C. Your Health Information Rights
Right to Request Special Privacy Protections. You have the right to request restrictions on certain uses and disclosures of your health information, by a written request specifying what information you want to limit and what limitations on our use or disclosure of that information you wish to have imposed. We reserve the right to accept or reject your request, and will notify you of our decision. Right to Request Confidential Communications. You have the right to request in writing that you receive your health information in a specific way or at a specific location. For example, you may ask that we send information to a particular email account or to your work address. Right to Inspect and Copy. You have the right to inspect and copy your health information, with limited exceptions. You must submit a written request detailing the information you want access to and whether you want to inspect or copy it. We will charge a reasonable fee, as allowed by California and federal law. Right to Amend or Supplement. You have a right to request that we amend your health information that you believe is incorrect or incomplete. You must make a request in writing, and include the reasons you believe the information is inaccurate or incomplete. We are not required to change your information, and will provide you with information about this medical practice’s denial and how you
can disagree with the denial. You also have the right to request that we add to your record a statement of up to 250 words concerning any statement or item you believe to be incomplete or incorrect. Right to an Accounting of Disclosures. You have a right to receive an accounting of disclosures of your health information made by this medical practice, except that this medical practice does not have to account for the disclosures provided to you or pursuant to your written authorization, or as described in paragraph A, or disclosures for purposes of research or public health which exclude direct patient identifiers, or which are incident to a use or disclosure otherwise permitted or authorized by law, or the disclosures to a health oversight agency or law enforcement official to the extent this medical practice has received notice from that agency or official that providing this accounting would be reasonably likely to impede their activities.

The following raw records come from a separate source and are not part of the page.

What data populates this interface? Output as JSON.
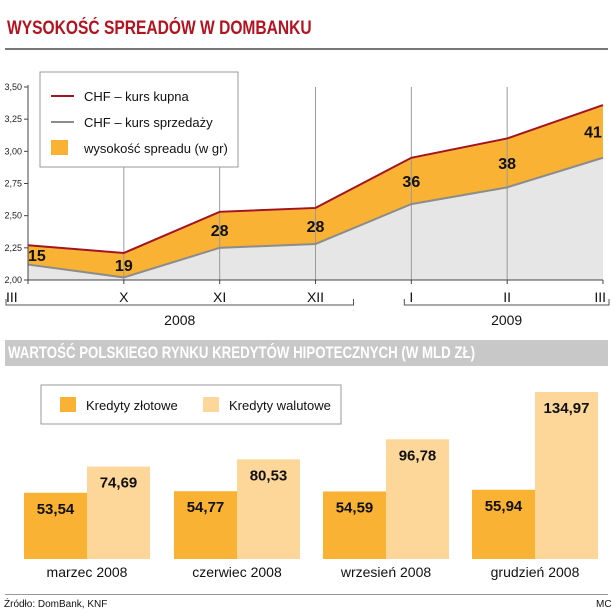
{
  "header": {
    "title1": "WYSOKOŚĆ SPREADÓW W DOMBANKU",
    "title2": "WARTOŚĆ POLSKIEGO RYNKU KREDYTÓW HIPOTECZNYCH (W MLD ZŁ)"
  },
  "footer": {
    "source": "Źródło: DomBank, KNF",
    "credit": "MC"
  },
  "colors": {
    "red": "#a31422",
    "gray": "#8c8c8c",
    "orange": "#f9b233",
    "light": "#fdd79a",
    "area": "#e6e6e6",
    "title": "#b3121e",
    "band": "#c8c8c8"
  },
  "chart_data": [
    {
      "type": "line",
      "title": "WYSOKOŚĆ SPREADÓW W DOMBANKU",
      "categories": [
        "III",
        "X",
        "XI",
        "XII",
        "I",
        "II",
        "III"
      ],
      "year_groups": [
        {
          "label": "2008",
          "categories": [
            "III",
            "X",
            "XI",
            "XII"
          ]
        },
        {
          "label": "2009",
          "categories": [
            "I",
            "II",
            "III"
          ]
        }
      ],
      "y_ticks": [
        "2,00",
        "2,25",
        "2,50",
        "2,75",
        "3,00",
        "3,25",
        "3,50"
      ],
      "ylim": [
        2.0,
        3.5
      ],
      "series": [
        {
          "name": "CHF – kurs kupna",
          "values": [
            2.27,
            2.21,
            2.53,
            2.56,
            2.95,
            3.1,
            3.36
          ]
        },
        {
          "name": "CHF – kurs sprzedaży",
          "values": [
            2.12,
            2.02,
            2.25,
            2.28,
            2.59,
            2.72,
            2.95
          ]
        }
      ],
      "spread": {
        "name": "wysokość spreadu (w gr)",
        "labels": [
          "15",
          "19",
          "28",
          "28",
          "36",
          "38",
          "41"
        ]
      },
      "legend_position": "top-left",
      "grid": "vertical"
    },
    {
      "type": "bar",
      "title": "WARTOŚĆ POLSKIEGO RYNKU KREDYTÓW HIPOTECZNYCH (W MLD ZŁ)",
      "categories": [
        "marzec 2008",
        "czerwiec 2008",
        "wrzesień 2008",
        "grudzień 2008"
      ],
      "series": [
        {
          "name": "Kredyty złotowe",
          "values": [
            53.54,
            54.77,
            54.59,
            55.94
          ],
          "labels": [
            "53,54",
            "54,77",
            "54,59",
            "55,94"
          ]
        },
        {
          "name": "Kredyty walutowe",
          "values": [
            74.69,
            80.53,
            96.78,
            134.97
          ],
          "labels": [
            "74,69",
            "80,53",
            "96,78",
            "134,97"
          ]
        }
      ],
      "ylim": [
        0,
        140
      ],
      "legend_position": "top-left"
    }
  ]
}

You have a right to a paper copy of this Notice of Privacy Practices. If you would like to have a more detailed explanation of these rights or if you would like to exercise one or more of these rights, contact Dr. Yco.
D. Changes to this Notice of Privacy Practice
We reserve the right to amend this Notice of Privacy Practices at any time in the future. Until such amendment is made, we are required to comply with this Notice. After an amendment is made, the revised Notice of Privacy Practices will apply to all protected health information that we maintain, regardless of when it was created or received. We will keep a copy of the current notice posted in our office, and a copy will be available at each appointment.
Complaints about this Notice of Privacy Practices or how this medical practice handles your health information should be directed to Dr. Yco. If you are not satisfied with the manner in which this office handles a complaint, you may submit a formal complaint to: Department of Health and Human Services, Office of Civil Rights, Hubert H Humphrey Bldg., 200 Independence Avenue S.W., Room 509F HHH Building, Washington, D.C. 20201. You will not be penalized for filing a complaint.